4

I have a list of dictionaries. Each dictionary has several key-values, and a single arbitrary (but important) key-value pair. For example

thelist = [
    {"key" : "value1", "k2" : "va1", "ignore_key" : "arb1"}, 
    {"key" : "value2", "k2" : "va2", "ignore_key" : "arb11"},
    {"key" : "value2", "k2" : "va2", "ignore_key" : "arb113"}
]

I would like to remove the duplicate dictionaries such that only the non- "ignore-key" values are ignored. I have seen a related question on so - but it only considers entirely identical dicts. Is there a way to remove the almost duplicate such that the data above becomes

thelist = [
    {"key" : "value1", "k2" : "va1", "ignore_key" : "arb1"}, 
    {"key" : "value2", "k2" : "va2", "ignore_key" : "arb11"}
]

It doesn't matter which of the duplicates is ignored. How can I do this?

Community
  • 1
  • 1

7 Answers7

5

Keep a set of the seen values for key and remove any dict that has the the same value:

st = set()

for d in thelist[:]:
    vals = d["key"],d["k2"]
    if vals in st:
        thelist.remove(d)
    st.add(vals)
print(thelist)

[{'k2': 'va1', 'ignore_key': 'arb1', 'key': 'value1'},
{'k2': 'va2', 'ignore_key': 'arb11', 'key': 'value2'}]

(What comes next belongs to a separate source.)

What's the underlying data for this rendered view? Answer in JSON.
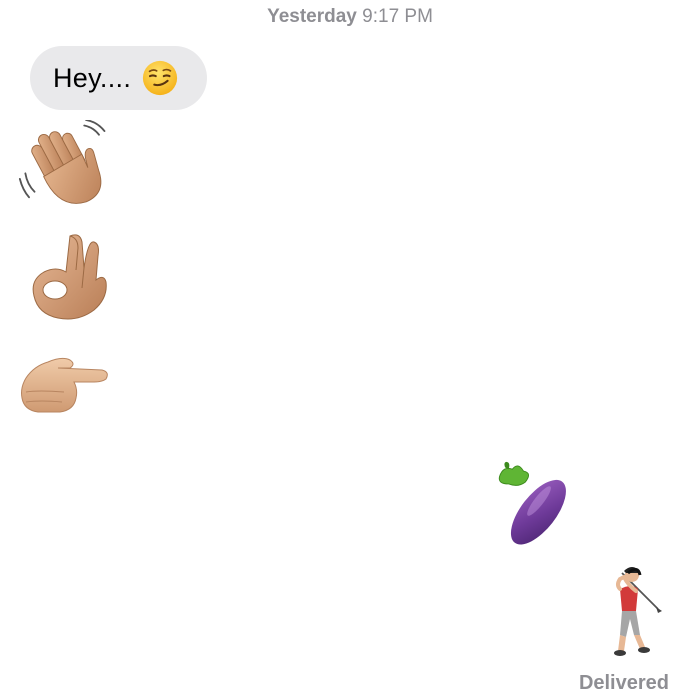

If the values are always grouped, you can use the value from key to group and get the first dict from each group:

from itertools import groupby
from operator import itemgetter
thelist[:] = [next(v) for _, v in groupby(thelist,itemgetter("key","k2"))]
print(thelist)]

print(thelist)
[{'key': 'value1', 'k2': 'va1', 'ignore_key': 'arb1'}, 
{'key': 'value2', 'k2': 'va2', 'ignore_key': 'arb11'}]

Or using a generator similar to DSM's answer to modify the original list without copying:

def filt(l):
    st = set()
    for d in l:
        vals = d["key"],d["k2"]
        if vals not in st:
            yield d
        st.add(vals)


thelist[:] = filt(thelist)

print(thelist)

 [{'k2': 'va1', 'ignore_key': 'arb1', 'key': 'value1'}, 
{'k2': 'va2', 'ignore_key': 'arb11', 'key': 'value2'}]

If you don't care which dupe is removes just use reversed:

st = set()

for d in reversed(thelist):
    vals = d["key"],d["k2"]
    if vals in st:
        thelist.remove(d)
    st.add(vals)
print(thelist)

To ignore all bar the ignore_key using groupby:

from itertools import groupby

thelist[:] = [next(v) for _, v in groupby(thelist, lambda d: 
                [val for k, val in d.items() if k != "ignore_key"])]
print(thelist)
[{'key': 'value1', 'k2': 'va1', 'ignore_key': 'arb1'},
 {'key': 'value2', 'k2': 'va2', 'ignore_key': 'arb11'}]
Padraic Cunningham
  • 176,452
  • 29
  • 245
  • 321
3

You could cram things into a line or two, but I think it's cleaner just to write a function:

def f(seq, ignore_keys):
    seen = set()
    for elem in seq:
        index = frozenset((k,v) for k,v in elem.items() if k not in ignore_keys)
        if index not in seen:
            yield elem
            seen.add(index)

which gives

>>> list(f(thelist, ["ignore_key"]))
[{'ignore_key': 'arb1', 'k2': 'va1', 'key': 'value1'}, 
 {'ignore_key': 'arb11', 'k2': 'va2', 'key': 'value2'}]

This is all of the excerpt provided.